Der Falke - Journal für Vogelbeobachter 4/2008

Veröffentlichungen

Die Vögel der Schweiz
Von L. Maumary, L. Valotton & P. Knaus
848 S., 2370 Farbfotos, Hardcover, 15,5, x 31 cm.
Schweizerische Vogelwarte Sempach & Nos Oiseaux,
Montollin, 2007. EUR 115,00.


4,8 kg Gewicht; größerer Satzspiegel als im "Handbook of the Birds of the World"; 2370 Fotos aus der Schweiz von allen dort bisher festgestellten Arten; 790 Karten, Grafiken und Diagramme, die 67000 Datensätze der schweizerischen Beringungszentrale sowie 2,5 Mio. Datensätze zu Vorkommen und Verbreitung der Vögel in der Schweiz auswerten; 6540 Literaturzitate.
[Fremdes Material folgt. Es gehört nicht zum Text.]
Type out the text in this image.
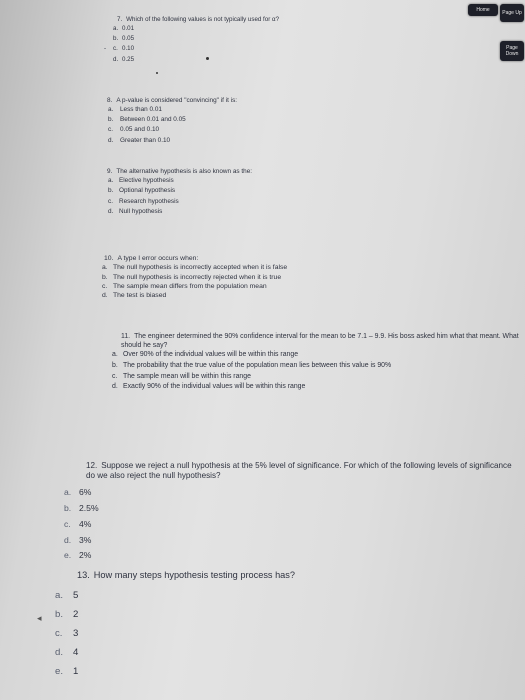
7. Which of the following values is not typically used for α?

a. 0.01
b. 0.05
- c. 0.10
d. 0.25

8. A p-value is considered "convincing" if it is:

a. Less than 0.01
b. Between 0.01 and 0.05
c. 0.05 and 0.10
d. Greater than 0.10

9. The alternative hypothesis is also known as the:

a. Elective hypothesis
b. Optional hypothesis
c. Research hypothesis
d. Null hypothesis

10. A type I error occurs when:

a. The null hypothesis is incorrectly accepted when it is false
b. The null hypothesis is incorrectly rejected when it is true
c. The sample mean differs from the population mean
d. The test is biased

11. The engineer determined the 90% confidence interval for the mean to be 7.1 – 9.9. His boss asked him what that meant. What should he say?

a. Over 90% of the individual values will be within this range
b. The probability that the true value of the population mean lies between this value is 90%
c. The sample mean will be within this range
d. Exactly 90% of the individual values will be within this range

12. Suppose we reject a null hypothesis at the 5% level of significance. For which of the following levels of significance do we also reject the null hypothesis?

a. 6%
b. 2.5%
c. 4%
d. 3%
e. 2%

13. How many steps hypothesis testing process has?

a. 5
b. 2
c. 3
d. 4
e. 1
◂
Home	Page Up
Page Down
Dem "Jahrhundertwerk zur Schweizer Vogelkunde" (Presseinfo) werden nur Superlative gerecht, unter denen auch ein Hinweis auf die hervorragende, geradezu luxuriöse Aufmachung nicht fehlen darf. Superlative begeistern, führen aber auch an Grenzen. Alles über die Vögel der Schweiz - ist ein Buch überhaupt in der Lage, einen solchen Anspruch zu erfüllen? Große Probleme ergeben sich aus der Materialfülle, die am Beispiel der ornithologisch so hervorragend erforschten Schweiz auch für ein kleines Land selbst in einem überdimensionalen Buch kaum zu bändigen ist. Winziger Druck, so gut wie unlesbare hochgestellte Abkürzungen als Literaturhinweise, Minigrafiken und kaum mehr zu erkennende Datenpunkte auf manchen Verbreitungskarten zwingen auch den mit guten Augen ausgestatteten Leser, sich dem Werk mit der Lupe zu nähern. Will man sich genauer in die hier ausgebreiteten Schätze vertiefen, empfiehlt sich ohnehin ein stabiles Lesepult mit guter Beleuchtung.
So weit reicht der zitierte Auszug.